A fire can involve well more than 100 chemical elements. A fire at a business is usually a complex fire, the result of incomplete combustion and fueled by synthetic materials, including those found in carpets, furniture, plumbing, and other equipment. Complex fires cause the most damage and leave the most waste, but disaster restoration professionals can professionally handle the cleanup and restoration.

In a complex fire, acid gases combine with water vapor and penetrate cracks and crevices. When surfaces cool, the gases condense and form highly corrosive solutions. The biggest hurdle for a business can be the secondary damage from acidic gases. Most fires and their byproducts attach to metal, marble, glass, and other materials and etch them, leaving permanent damage if removal is delayed. After a fire, everything affected should be wiped down to remove acid-containing particles with treated dusting cloths or industrial dry cleaning sponges.

Getting Back to Business
The goal after a commercial fire is to prevent the interruption of business as much as possible and to get things up and running to prevent the loss of revenue. How cleanup will occur differs with each business sector; cleaning a grocery store differs from cleaning a general office building or hospital. A good contingency plan and disaster restoration company will help a business recover.
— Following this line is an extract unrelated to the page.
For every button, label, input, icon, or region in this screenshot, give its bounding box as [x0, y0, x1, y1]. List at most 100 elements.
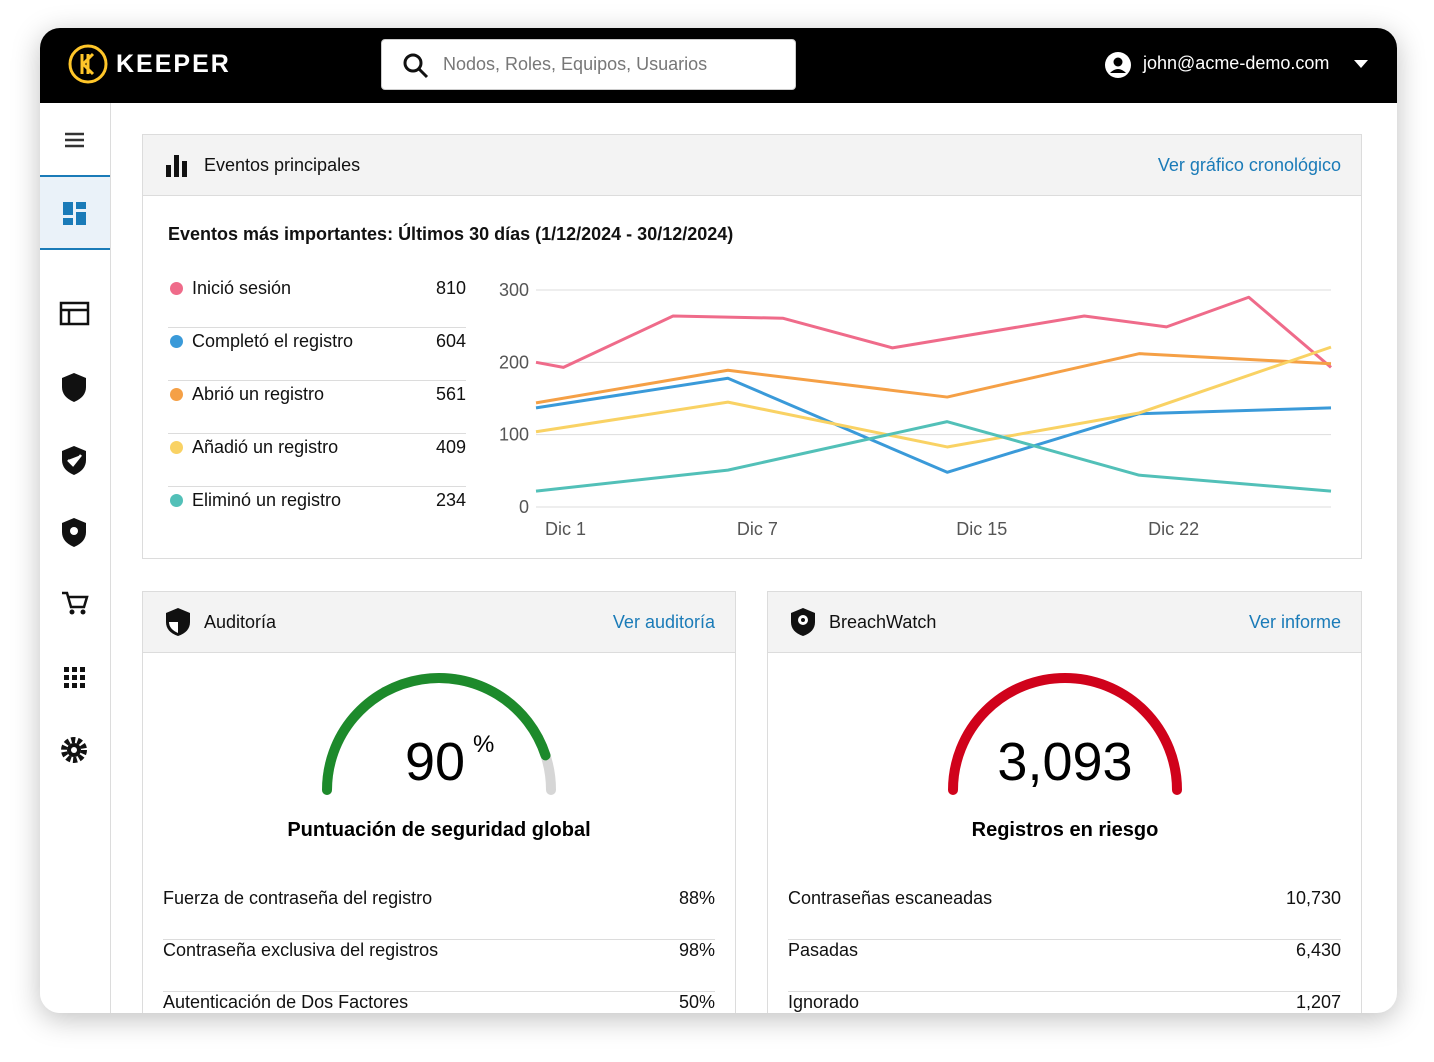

In choosing such a company, look for a recognizable name and 24-hour emergency capabilities. A quick-responding firm with enough personnel to hand the loss and the know-how to deal with all major health issues will have clearly documented work guarantees and training certifications to handle possible dangers from asbestos, lead-based paint, smoke, and other airborne particles.

Any fire is destructive in some way, of course, but by diligently planning to prevent fires and to minimize the damage should one occur, a business can defy the odds against surviving financially and ultimately get its operations back to normal.